3. Grievance Investigation
If an employee raises a grievance (formally or informally) you will need to investigate it to make sure you have all the facts.
Investigation may take many forms depending on the nature of the grievance. If the grievance is about a potential error in payments or holiday pay, investigation would involve checking payments. If there has been an error then correcting this by making a payment will resolve the grievance.
Other types of grievance will require other investigation. Please review the guidance on investigation under disciplinary, as this will covers situations where you have to interview other employers and take witness statements etc.
Whatever the situation it is essential that all the information is gathered so that you can consider the grievance and make an informed and fair decision. The importance of investigation cannot be overstated.
These guidance notes give an overview of the type of investigation that may be relevant in any situation. It also recommends how you document any investigation, which is important in order to demonstrate what has been done.
If an employee raises a grievance, the first step will normally be to arrange a meeting with the employee so that you can run through their grievance in more detail and make sure that you clearly understand the employees' grievance. This can be especially important when an employee raises a number of grievances.
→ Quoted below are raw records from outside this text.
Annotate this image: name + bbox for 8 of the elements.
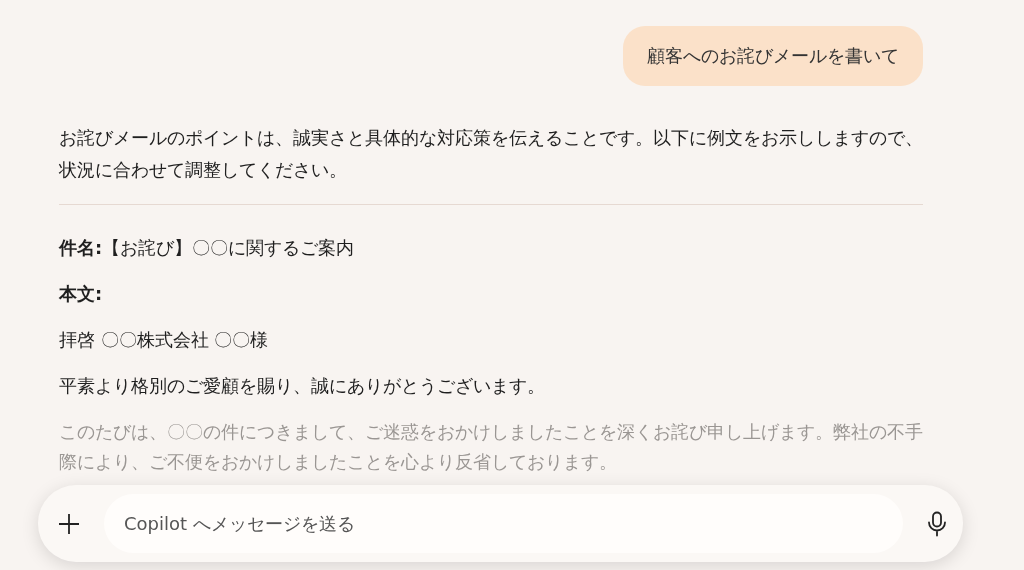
subject-line: 件名:【お詫び】〇〇に関するご案内 <box>59 236 356 260</box>
email-paragraph: 平素より格別のご愛顧を賜り、誠にありがとうございます。 <box>59 374 546 398</box>
user-message: 顧客へのお詫びメールを書いて <box>623 26 923 86</box>
email-paragraph: 拝啓 〇〇株式会社 〇〇様 <box>59 328 270 352</box>
email-paragraph: このたびは、〇〇の件につきまして、ご迷惑をおかけしましたことを深くお詫び申し上げます。弊社の不手際により、ご不便をおかけしましたことを心より反省しております。 <box>59 420 923 474</box>
section-label: 本文: <box>59 282 104 306</box>
message-input[interactable]: Copilot へメッセージを送る <box>104 494 903 553</box>
response-paragraph: お詫びメールのポイントは、誠実さと具体的な対応策を伝えることです。以下に例文をお示ししますので、状況に合わせて調整してください。 <box>59 126 923 182</box>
You should aim to clarify and agree with the employee each grievance, so you can then investigate each one further. An employee will have the right to be accompanied at this meeting as it is a 'grievance meeting'.
You may want to discuss examples, times and dates, who witnessed any behaviour being complained about and gather as much information as possible. This will then allow you to decide how to investigate the allegations further.
It is always advisable to ask employees during such meetings how they would like the investigation to be progressed. Who would they like you to speak too etc? (but it is ultimately for the employer to decide, e.g. if an employee make unrealistic requests regarding the investigation).
You should also ask the employee how they would like their grievance to be resolved / what outcome they are looking for. This can in some situations allow you to focus on the outcome, which may avoid having to carry out extensive investigation. For example, if an employee complains that a colleague has been rude to them, and they are looking for an apology, it may be possible to discuss this with the colleague who may accept that they may have been rude and may be willing to apologise. This would then save you having to potentially interview others who may have heard what was said.
However, if the employee wants a work colleague to be sacked, this would need to be handled in a different way!
Documenting an Investigation
It is important to document how you have conducted the investigation. This will include:
- Taking written witness statements from employees or others
- Summarising who you have spoken to and when
- Including any other written documentation (letters, emails)
- Including any 'paperwork' that is relevant to the matter (e.g. audit trails, records etc)
- Any additional meeting notes
Note: if an employee gives a verbal or written witness statement without you being present, it is strongly advised that you meet with the employee to go through what was said and document the meeting. This will demonstrate that you have not just taken a written or verbal statement at face value without questioning the individual.
Taking a witness statement:
When taking a witness statement, you can either:
Ask the employee to write out what they saw and witnessed. If so, ask them to include as much detail as possible including dates, times, places and confirm who else was present. You should then go through the statement with the individual and confirm any matters (you should make a record of this meeting and any additional notes). The employee should be asked to sign and date the witness statement once completed.
Alternatively, you can meet with the employee and go through what they saw and write out the statement for them. Again, ask details about times, dates and other witnesses. Once you have written out the statement, the witness should be asked to confirm it is a true reflection, and you should ask them to sign and date it. Make a note of the time and place when you met with the individuals, and keep any notes you take.
Anyone involved in the investigation (e.g. employees who may be interviewed / give witness statements), should be told that the matter is confidential. You can also ask the to sign a confidentially agreement. This can help confirm what is expected, and it can also re-assure the employee who has raised the grievance that confidentiality will be maintained. This can especially be important in sensitive cases (e.g. harassment and discrimination).
Please refer to the guidance on investigation under disciplinary for further information.